In fact, as the palace coup story essentially peters out before the other humans appear, you’d be forgiven for thinking they’d just given up on one so thrown in the other. (Though Newman has claimed this was his original impetus, inspired by those tales of lone soldiers fighting on after the war was over.)

Despite looking like Robinson Crusoe’s shabbier brother and being armed only with sharpened sticks, they hold firm to military protocols. In scenes which could have come from ‘Monty Python’. “Civility isn't for me, you understand, it's for the uniform,” barks a bearded NCO.

The Sensorites are literally enlightened beings. They have no eyelids and darkness doesn’t just stymie or spook them, it seems to cause them physical harm. So they’ve stopped going down into their own water supplies. Rather than… I don’t know… rig up some lights or something. But the aqueducts are essentially catacombs, and the humans (also known only by titles, Number One, Number Two and so on) are the Sensorites’ shadow selves. They’re the dark side the Sensorites had hopelessly tried to banish but must instead face down.

The Sensorites might not want to be poisoned, but they need a little human tang in their water just to get by. The First Elder was too trusting but, in a circuity of logic, should have listened to Susan more. They thought they didn’t need us, but luckily came to realise the error of their ways. And let’s forget all about the humans wanting Macguffinite, despite it being where we came in. Happy ending, fade out.
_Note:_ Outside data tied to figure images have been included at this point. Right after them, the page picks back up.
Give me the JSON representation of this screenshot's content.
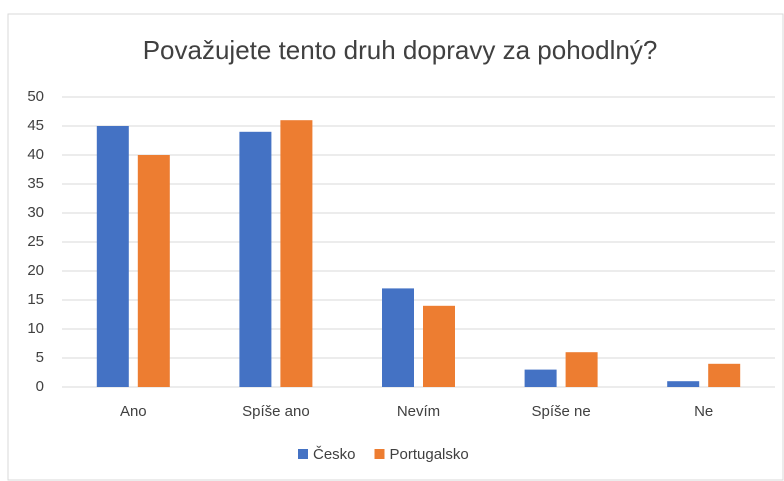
{
  "chart_data": {
    "type": "bar",
    "title": "Považujete tento druh dopravy za pohodlný?",
    "categories": [
      "Ano",
      "Spíše ano",
      "Nevím",
      "Spíše ne",
      "Ne"
    ],
    "series": [
      {
        "name": "Česko",
        "color": "#4472c4",
        "values": [
          45,
          44,
          17,
          3,
          1
        ]
      },
      {
        "name": "Portugalsko",
        "color": "#ed7d31",
        "values": [
          40,
          46,
          14,
          6,
          4
        ]
      }
    ],
    "ylim": [
      0,
      50
    ],
    "yticks": [
      0,
      5,
      10,
      15,
      20,
      25,
      30,
      35,
      40,
      45,
      50
    ],
    "grid": true,
    "legend": "bottom"
  }
}
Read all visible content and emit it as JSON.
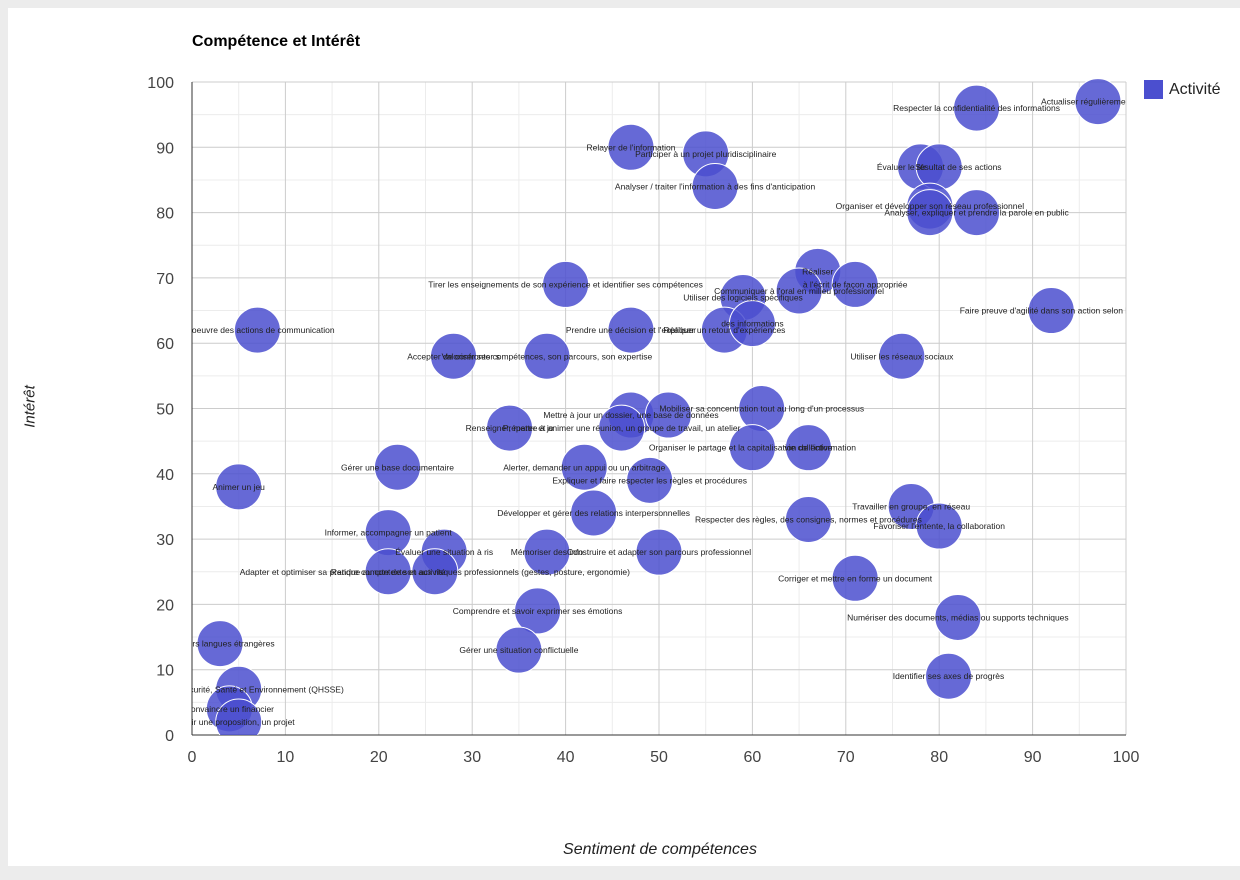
{
  "chart_data": {
    "type": "scatter",
    "title": "Compétence et Intérêt",
    "xlabel": "Sentiment de compétences",
    "ylabel": "Intérêt",
    "xlim": [
      0,
      100
    ],
    "ylim": [
      0,
      100
    ],
    "x_ticks": [
      0,
      10,
      20,
      30,
      40,
      50,
      60,
      70,
      80,
      90,
      100
    ],
    "y_ticks": [
      0,
      10,
      20,
      30,
      40,
      50,
      60,
      70,
      80,
      90,
      100
    ],
    "grid": true,
    "legend_position": "right",
    "series": [
      {
        "name": "Activité",
        "color": "#4b4fcf",
        "points": [
          {
            "x": 97,
            "y": 97,
            "label": "Actualiser régulièrement ses c"
          },
          {
            "x": 84,
            "y": 96,
            "label": "Respecter la confidentialité des informations"
          },
          {
            "x": 47,
            "y": 90,
            "label": "Relayer de l'information"
          },
          {
            "x": 55,
            "y": 89,
            "label": "Participer à un projet pluridisciplinaire"
          },
          {
            "x": 78,
            "y": 87,
            "label": "Str"
          },
          {
            "x": 80,
            "y": 87,
            "label": "Évaluer le résultat de ses actions"
          },
          {
            "x": 56,
            "y": 84,
            "label": "Analyser / traiter l'information à des fins d'anticipation"
          },
          {
            "x": 79,
            "y": 81,
            "label": "Organiser et développer son réseau professionnel"
          },
          {
            "x": 84,
            "y": 80,
            "label": "Analyser, expliquer et prendre la parole en public"
          },
          {
            "x": 79,
            "y": 80,
            "label": ""
          },
          {
            "x": 40,
            "y": 69,
            "label": "Tirer les enseignements de son expérience et identifier ses compétences"
          },
          {
            "x": 67,
            "y": 71,
            "label": "Réaliser"
          },
          {
            "x": 71,
            "y": 69,
            "label": "à l'écrit de façon appropriée"
          },
          {
            "x": 65,
            "y": 68,
            "label": "Communiquer à l'oral en milieu professionnel"
          },
          {
            "x": 59,
            "y": 67,
            "label": "Utiliser des logiciels spécifiques"
          },
          {
            "x": 92,
            "y": 65,
            "label": "Faire preuve d'agilité dans son action selon les c"
          },
          {
            "x": 7,
            "y": 62,
            "label": "en oeuvre des actions de communication"
          },
          {
            "x": 47,
            "y": 62,
            "label": "Prendre une décision et l'expliquer"
          },
          {
            "x": 57,
            "y": 62,
            "label": "Réaliser un retour d'expériences"
          },
          {
            "x": 60,
            "y": 63,
            "label": "des informations"
          },
          {
            "x": 28,
            "y": 58,
            "label": "Accepter de confronter s"
          },
          {
            "x": 38,
            "y": 58,
            "label": "Valoriser ses compétences, son parcours, son expertise"
          },
          {
            "x": 76,
            "y": 58,
            "label": "Utiliser les réseaux sociaux"
          },
          {
            "x": 61,
            "y": 50,
            "label": "Mobiliser sa concentration tout au long d'un processus"
          },
          {
            "x": 47,
            "y": 49,
            "label": "Mettre à jour un dossier, une base de données"
          },
          {
            "x": 51,
            "y": 49,
            "label": ""
          },
          {
            "x": 34,
            "y": 47,
            "label": "Renseigner, mettre à jo"
          },
          {
            "x": 46,
            "y": 47,
            "label": "Préparer et animer une réunion, un groupe de travail, un atelier"
          },
          {
            "x": 60,
            "y": 44,
            "label": "Organiser le partage et la capitalisation de l'information"
          },
          {
            "x": 66,
            "y": 44,
            "label": "vie collective"
          },
          {
            "x": 22,
            "y": 41,
            "label": "Gérer une base documentaire"
          },
          {
            "x": 42,
            "y": 41,
            "label": "Alerter, demander un appui ou un arbitrage"
          },
          {
            "x": 49,
            "y": 39,
            "label": "Expliquer et faire respecter les règles et procédures"
          },
          {
            "x": 5,
            "y": 38,
            "label": "Animer un jeu"
          },
          {
            "x": 77,
            "y": 35,
            "label": "Travailler en groupe, en réseau"
          },
          {
            "x": 43,
            "y": 34,
            "label": "Développer et gérer des relations interpersonnelles"
          },
          {
            "x": 66,
            "y": 33,
            "label": "Respecter des règles, des consignes, normes et procédures"
          },
          {
            "x": 80,
            "y": 32,
            "label": "Favoriser l'entente, la collaboration"
          },
          {
            "x": 21,
            "y": 31,
            "label": "Informer, accompagner un patient"
          },
          {
            "x": 27,
            "y": 28,
            "label": "Évaluer une situation à ris"
          },
          {
            "x": 38,
            "y": 28,
            "label": "Mémoriser des info"
          },
          {
            "x": 50,
            "y": 28,
            "label": "Construire et adapter son parcours professionnel"
          },
          {
            "x": 21,
            "y": 25,
            "label": "Rendre compte de son activité"
          },
          {
            "x": 26,
            "y": 25,
            "label": "Adapter et optimiser sa pratique au contexte et aux risques professionnels (gestes, posture, ergonomie)"
          },
          {
            "x": 71,
            "y": 24,
            "label": "Corriger et mettre en forme un document"
          },
          {
            "x": 37,
            "y": 19,
            "label": "Comprendre et savoir exprimer ses émotions"
          },
          {
            "x": 82,
            "y": 18,
            "label": "Numériser des documents, médias ou supports techniques"
          },
          {
            "x": 3,
            "y": 14,
            "label": "plusieurs langues étrangères"
          },
          {
            "x": 35,
            "y": 13,
            "label": "Gérer une situation conflictuelle"
          },
          {
            "x": 81,
            "y": 9,
            "label": "Identifier ses axes de progrès"
          },
          {
            "x": 5,
            "y": 7,
            "label": "é, Hygiène, Sécurité, Santé et Environnement (QHSSE)"
          },
          {
            "x": 4,
            "y": 4,
            "label": "Convaincre un financier"
          },
          {
            "x": 5,
            "y": 2,
            "label": "voir une proposition, un projet"
          }
        ]
      }
    ]
  }
}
As seen over ‘The Aztecs’, this is a post-colonial show. It’s made by the public broadcaster of a once-imperial power, reflecting on past habits. Yet the scenario of ‘The Sensorites’ is pre-colonial. It’s about first contact, about encountering the unknown. And it works better, much better, in the first half when that unknown can only be hazily guessed at. The more we learn, the more we realise there was little for us to learn here.